In honour of Mercedes Benz Fashion Week which commences here in Oz tomorrow (and given that I was not invited to attend… despite my burgeoning status as fashion blogger – okay… well, not so much!), I thought I’d do a Fashion Friday post – a tool I’ve noticed which is often employed by real fashion bloggers.
I should probably admit though that this is not exactly a Fashion Friday post. Because it is – in fact – Sunday – and as I mentioned, I am not a fashion blogger. As a result, this is (instead) to be a Fashion Phry-day Phryne post.
Avid readers of this blog will recall that I gushed over ABC (Oz) TV’s new weekly ‘lady detective’ series, Miss Fisher’s Murder Mysteries recently; and you’ll be pleased to know my fascination and adoration have not waned. (Kudos of course also to the books’ creator, Kerry Greenwood!)
I know, I know, there are some critics – the storylines are somewhat fanciful and not all actors are as fabulous or convincing as Essie Davis as Miss Phryne (pronounced Fry-nee) Fisher herself – but THE SHOW IS SUCH FUN. Nothing else matters.
Well, nothing else that is, other than the clothes. I raved about them in my previous post and this past week I cackled out loud at Phryne’s droll reference to an outfit she was wearing.
In the scene in question, Phryne was accompanying her friend Doctor Mac to the location of a grisly death. Mac said that Phryne might have to pretend she was her nurse to be allowed on site; and Phryne (wearing the outfit on the right below) with all her beguiling seriousness said, “Well, I’m glad I dressed for the occasion.”
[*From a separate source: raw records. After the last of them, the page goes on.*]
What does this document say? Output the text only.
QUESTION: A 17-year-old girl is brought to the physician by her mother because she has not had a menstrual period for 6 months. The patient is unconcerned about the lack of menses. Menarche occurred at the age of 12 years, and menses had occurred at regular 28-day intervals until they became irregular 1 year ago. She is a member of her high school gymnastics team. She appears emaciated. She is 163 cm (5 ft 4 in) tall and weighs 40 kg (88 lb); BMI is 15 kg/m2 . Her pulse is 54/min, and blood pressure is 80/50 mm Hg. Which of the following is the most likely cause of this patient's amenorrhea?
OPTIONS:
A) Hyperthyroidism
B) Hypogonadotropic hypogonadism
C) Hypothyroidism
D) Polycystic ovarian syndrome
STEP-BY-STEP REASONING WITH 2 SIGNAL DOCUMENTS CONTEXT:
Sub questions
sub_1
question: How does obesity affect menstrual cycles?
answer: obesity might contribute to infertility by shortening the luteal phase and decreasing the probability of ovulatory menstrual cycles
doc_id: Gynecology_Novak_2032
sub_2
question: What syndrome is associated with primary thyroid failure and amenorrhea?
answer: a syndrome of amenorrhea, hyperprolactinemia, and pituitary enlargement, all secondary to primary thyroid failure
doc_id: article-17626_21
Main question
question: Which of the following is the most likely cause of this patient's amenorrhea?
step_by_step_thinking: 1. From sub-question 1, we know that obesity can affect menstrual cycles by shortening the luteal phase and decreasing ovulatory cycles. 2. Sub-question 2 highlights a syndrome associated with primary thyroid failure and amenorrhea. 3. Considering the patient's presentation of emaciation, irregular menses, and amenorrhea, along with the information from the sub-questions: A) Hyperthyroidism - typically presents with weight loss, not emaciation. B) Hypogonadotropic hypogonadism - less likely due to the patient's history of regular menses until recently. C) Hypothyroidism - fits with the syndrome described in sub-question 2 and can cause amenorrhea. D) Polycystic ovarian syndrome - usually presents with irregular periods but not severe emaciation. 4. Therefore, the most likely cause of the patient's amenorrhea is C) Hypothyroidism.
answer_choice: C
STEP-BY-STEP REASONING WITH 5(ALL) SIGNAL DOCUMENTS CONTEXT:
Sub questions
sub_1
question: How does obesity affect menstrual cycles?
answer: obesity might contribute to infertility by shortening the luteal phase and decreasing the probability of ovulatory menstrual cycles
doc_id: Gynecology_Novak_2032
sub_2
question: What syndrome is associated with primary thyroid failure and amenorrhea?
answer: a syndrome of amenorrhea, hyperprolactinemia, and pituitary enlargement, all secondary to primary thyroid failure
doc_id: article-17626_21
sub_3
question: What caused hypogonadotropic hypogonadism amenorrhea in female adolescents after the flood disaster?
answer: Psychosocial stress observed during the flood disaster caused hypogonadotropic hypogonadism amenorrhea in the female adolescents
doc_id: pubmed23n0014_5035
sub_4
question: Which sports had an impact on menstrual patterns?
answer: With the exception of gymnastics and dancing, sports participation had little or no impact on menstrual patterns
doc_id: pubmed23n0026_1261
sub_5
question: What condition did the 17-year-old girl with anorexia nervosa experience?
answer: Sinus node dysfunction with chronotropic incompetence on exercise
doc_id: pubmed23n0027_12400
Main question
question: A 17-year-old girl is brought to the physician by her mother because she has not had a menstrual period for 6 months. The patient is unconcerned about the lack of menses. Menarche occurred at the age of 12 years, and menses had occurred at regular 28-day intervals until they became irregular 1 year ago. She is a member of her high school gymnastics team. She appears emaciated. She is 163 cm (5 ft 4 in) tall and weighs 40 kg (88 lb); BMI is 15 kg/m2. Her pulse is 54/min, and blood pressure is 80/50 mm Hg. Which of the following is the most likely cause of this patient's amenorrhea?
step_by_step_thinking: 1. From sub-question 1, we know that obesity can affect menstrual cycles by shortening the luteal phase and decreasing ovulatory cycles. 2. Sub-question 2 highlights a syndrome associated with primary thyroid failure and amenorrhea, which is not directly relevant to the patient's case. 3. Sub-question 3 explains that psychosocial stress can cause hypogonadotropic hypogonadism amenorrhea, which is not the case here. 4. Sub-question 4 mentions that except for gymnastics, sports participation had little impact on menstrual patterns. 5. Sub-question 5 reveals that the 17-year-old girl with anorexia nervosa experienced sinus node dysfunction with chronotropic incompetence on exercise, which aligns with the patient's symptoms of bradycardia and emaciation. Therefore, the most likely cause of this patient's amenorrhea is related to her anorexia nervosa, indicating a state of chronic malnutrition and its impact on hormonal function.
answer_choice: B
In undertaking my extensive research (yes… the usual – Google!), I read an interesting interview on the ABC TV website’s blog with Costume Designer, Marion Boyce (here) which was enlightening for a fashion and history greenhorn like myself.
When asked about the ‘look’ of the late 1920s and early 1930s Ms Boyce talks about the importance of the ‘whole ensemble’.
Although I wear a lot of costume (ie. cheap and funky) jewellery, I don’t tend to don scarves or gloves or hats and rarely carry handbags. And it seems, unlike many women, I’m not really into shoes.
Whereas, one of the things I love most about Phryne’s wardrobe are her fabulous accessories. Even I drool over her AMAZING coats; and sometimes her hats, gloves, sunglasses, parasols and the like are what ‘make’ the look. ACCESSORISE, ACCESSORISE, ACCESSORISE! (Now, who said that?!)
In the online interview, Ms Boyce also commented on the joys of designing costumes for an unconventional woman, such as Phryne as well as those for her less flamboyant colleagues.
I read a blog recently (can’t recall where, or which one) where the writer asked us if we have ‘a look’. I grimaced as I sat in front of my iMac in a Nike t-shirt and sweat pants and decided against leaving a comment. But when I thought about it later I recalled my niece recently asking me (on a trip to Melbourne) why all of my clothes were a bit odd-looking. I suspect it was because I took a couple of my fabulous Nicola Waite* tops away with me; and Waite’s designs as well as the more affordable TS14+* pieces I own are all contemporary in design with asymmetric hems and the like.
So, I guess if I think about it – that’s my style. I’m not into classic suits, or pretty frocks or sophisticated evening wear. Rather, edgy and quirky designs.
But, I must confess, as I watch Phryne each week I suffer from some wardrobe envy. Sure I don’t have the slim flapper-like silhouette she and many of her cohorts do, so I would probably look quite lumpy and frumpy in the fabulous fur coats and layers, but still… a gal can dream. Can’t she?
Are you a Phryne fan, or a Miss Fisher convert?
Are you like me and, almost hopeful, that the glamorous 1920s/30s ‘look’ comes back into style?